Mathematical Foundation
Laws & Principles
- Underdrive State (Torque Multiplication): When a smaller gear physically drives a larger gear, the ratio exceeds 1:1. Output rotational RPM aggressively drops, but output torque drastically multiplies. This is how the first gear in an automobile launches a heavy vehicle.
- Overdrive State (Speed Multiplication): When a massive gear actively drives a tiny gear, the system functions below a 1.0 ratio. Output torque inherently crashes, but output rotational RPM spikes violently. This allows highway cruising without destroying the engine block via over-revving.

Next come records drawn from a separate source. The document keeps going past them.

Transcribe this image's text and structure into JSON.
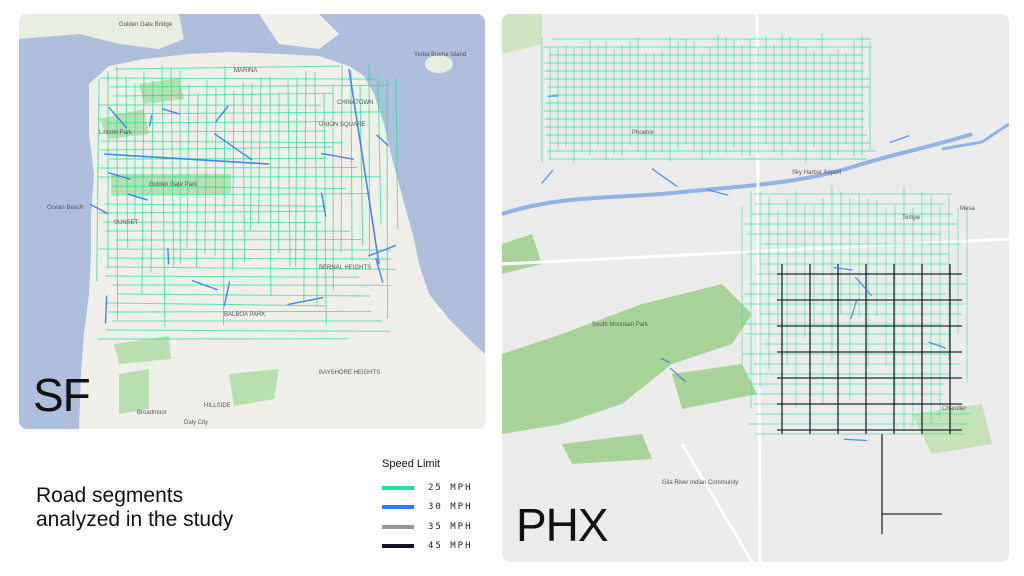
{
  "sf": {
    "label": "SF",
    "place_labels": [
      "Golden Gate Bridge",
      "MARINA",
      "UNION SQUARE",
      "CHINATOWN",
      "Lincoln Park",
      "Ocean Beach",
      "Golden Gate Park",
      "SUNSET",
      "BERNAL HEIGHTS",
      "BALBOA PARK",
      "BAYSHORE HEIGHTS",
      "Daly City",
      "Broadmoor",
      "HILLSIDE",
      "Yerba Buena Island"
    ]
  },
  "phx": {
    "label": "PHX",
    "place_labels": [
      "Phoenix",
      "Tempe",
      "Mesa",
      "Chandler",
      "Sky Harbor Airport",
      "South Mountain Park",
      "Gila River Indian Community"
    ]
  },
  "caption": {
    "line1": "Road segments",
    "line2": "analyzed in the study"
  },
  "legend": {
    "title": "Speed Limit",
    "items": [
      {
        "label": "25  MPH",
        "color": "#1fe39a"
      },
      {
        "label": "30  MPH",
        "color": "#2f7cf0"
      },
      {
        "label": "35  MPH",
        "color": "#8e9aa6"
      },
      {
        "label": "45  MPH",
        "color": "#10141f"
      }
    ]
  }
}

- Inevitability of Parasitic Loss: A perfectly smooth mathematical 100% efficient gear set explicitly does not physically exist. Spur gears typically lose approximately 1-2% of physical energy directly to heat and metal friction per meshing pair, heavily impacting downstream torque yields.
Step-by-Step Example Walkthrough
" Connecting a small 20-tooth electric motor pinion (driving) rigidly to a large 60-tooth rear driven wheel gear. The electric motor generates exactly 50 lb-ft of torque at 1500 RPM. We estimate an overall 90% drive efficiency. "
- 1. Calculate mechanical Gear Ratio: 60 / 20 = 3.0 (A 3:1 ratio).
- 2. Evaluate output speed penalty: 1500 RPM / 3.0 = exactly 500 RPM at the rear wheel.
- 3. Evaluate maximum theoretical torque: 50 lb-ft * 3.0 = 150 lb-ft.
- 4. Account for strictly mechanical physical losses: 150 * 0.90 efficiency = 135 lb-ft.